Nicolas Hulot et les agriculteurs face au casse‐tête du glyphosate

Le ministre de la Transition écologique vient d'ouvrir la porte à un recul sur le terrain du glyphosate. Il veut accorder un délai supplémentaire aux agriculteurs qui ne seraient pas prêts dans 3 ans à se passer de cet herbicide.

Le glyphosate, principale substance active du Roundup de Monsanto, n’a pas dit son dernier mot. Le gouvernement français veut certes l’interdire d’ici 3 ans, au risque de s’exposer à des poursuites judiciaires pour distorsion de concurrence (l’Union européenne l’a réautorisé pour pour 5 ans en novembre). Mais dans une interview au Journal du dimanche, Nicolas Hulot a ouvert la porte à des exceptions si tous les agriculteurs français ne sont pas prêts dans trois ans.

Je ne suis pas buté, a déclaré le ministre de la Transition écologique Nicolas Hulot. Personne ne doit être enfermé dans une impasse : si dans un secteur particulier ou une zone géographique, certains agriculteurs ne sont pas prêts en trois ans, on envisagera des exceptions”, a indiqué le ministre.

Son ministère réfléchit actuellement aux “alternatives” existantes et au moyen de les mettre en oeuvre. “Si on arrive à se passer du glyphosate à 95%, on aura réussi”, a chiffré l’ancien animateur d’Ushuaïa Nature.

Dépendance très variable au glyphosate

La difficulté avec le glyphosate, c’est que le degré de dépendance varie selon les régions de France, les espèces cultivées ou encore les modes de culture. D’où la proposition de Nicolas Hulot d’autoriser les exceptions.
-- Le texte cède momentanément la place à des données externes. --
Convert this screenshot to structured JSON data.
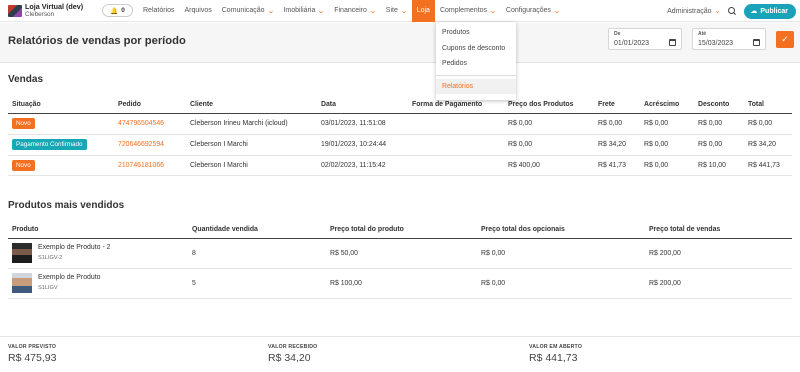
{
  "brand": {
    "name": "Loja Virtual (dev)",
    "user": "Cleberson"
  },
  "notifications": {
    "count": "0"
  },
  "nav": [
    {
      "label": "Relatórios",
      "dropdown": false,
      "active": false
    },
    {
      "label": "Arquivos",
      "dropdown": false,
      "active": false
    },
    {
      "label": "Comunicação",
      "dropdown": true,
      "active": false
    },
    {
      "label": "Imobiliária",
      "dropdown": true,
      "active": false
    },
    {
      "label": "Financeiro",
      "dropdown": true,
      "active": false
    },
    {
      "label": "Site",
      "dropdown": true,
      "active": false
    },
    {
      "label": "Loja",
      "dropdown": false,
      "active": true
    },
    {
      "label": "Complementos",
      "dropdown": true,
      "active": false
    },
    {
      "label": "Configurações",
      "dropdown": true,
      "active": false
    }
  ],
  "nav_right": {
    "admin": "Administração",
    "publish": "Publicar"
  },
  "loja_menu": {
    "items": [
      "Produtos",
      "Cupons de desconto",
      "Pedidos"
    ],
    "reports": "Relatórios"
  },
  "page": {
    "title": "Relatórios de vendas por período",
    "from_label": "De",
    "from_value": "01/01/2023",
    "to_label": "Até",
    "to_value": "15/03/2023",
    "go": "✓"
  },
  "sales": {
    "title": "Vendas",
    "headers": [
      "Situação",
      "Pedido",
      "Cliente",
      "Data",
      "Forma de Pagamento",
      "Preço dos Produtos",
      "Frete",
      "Acréscimo",
      "Desconto",
      "Total"
    ],
    "rows": [
      {
        "status": "Novo",
        "status_color": "#f37021",
        "order": "474796504546",
        "client": "Cleberson Irineu Marchi (icloud)",
        "date": "03/01/2023, 11:51:08",
        "payment": "",
        "products": "R$ 0,00",
        "shipping": "R$ 0,00",
        "surcharge": "R$ 0,00",
        "discount": "R$ 0,00",
        "total": "R$ 0,00"
      },
      {
        "status": "Pagamento Confirmado",
        "status_color": "#17a8b5",
        "order": "720646692594",
        "client": "Cleberson I Marchi",
        "date": "19/01/2023, 10:24:44",
        "payment": "",
        "products": "R$ 0,00",
        "shipping": "R$ 34,20",
        "surcharge": "R$ 0,00",
        "discount": "R$ 0,00",
        "total": "R$ 34,20"
      },
      {
        "status": "Novo",
        "status_color": "#f37021",
        "order": "210746181066",
        "client": "Cleberson I Marchi",
        "date": "02/02/2023, 11:15:42",
        "payment": "",
        "products": "R$ 400,00",
        "shipping": "R$ 41,73",
        "surcharge": "R$ 0,00",
        "discount": "R$ 10,00",
        "total": "R$ 441,73"
      }
    ]
  },
  "top_products": {
    "title": "Produtos mais vendidos",
    "headers": [
      "Produto",
      "Quantidade vendida",
      "Preço total do produto",
      "Preço total dos opcionais",
      "Preço total de vendas"
    ],
    "rows": [
      {
        "name": "Exemplo de Produto - 2",
        "sku": "S1LIGV-2",
        "qty": "8",
        "product_total": "R$ 50,00",
        "options_total": "R$ 0,00",
        "sales_total": "R$ 200,00"
      },
      {
        "name": "Exemplo de Produto",
        "sku": "S1LIGV",
        "qty": "5",
        "product_total": "R$ 100,00",
        "options_total": "R$ 0,00",
        "sales_total": "R$ 200,00"
      }
    ]
  },
  "summary": {
    "expected_label": "VALOR PREVISTO",
    "expected": "R$ 475,93",
    "received_label": "VALOR RECEBIDO",
    "received": "R$ 34,20",
    "open_label": "VALOR EM ABERTO",
    "open": "R$ 441,73"
  }
}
Paradoxalement, cette dépendance au glyphosate existe aussi chez les agriculteurs adeptes d’une agriculture raisonnée. D’après une enquête Ipsos* sur les conséquences économiques du retrait du glyphosate, les agriculteurs les plus dépendants au glyphosate sont ceux qui pratiquent l’agriculture de conservation des sols (2% des hectares). Autrement dit, ceux qui ne travaillent pas leur sol afin, notamment, d’augmenter le taux de matières organiques et de limiter le ruissellement de l’eau. Pour cela, ils doivent implanter des couverts végétaux pendant l’interculture. Ces couverts sont ensuite éradiqués grâce à un désherbant, généralement du Roundup, afin de pouvoir semer.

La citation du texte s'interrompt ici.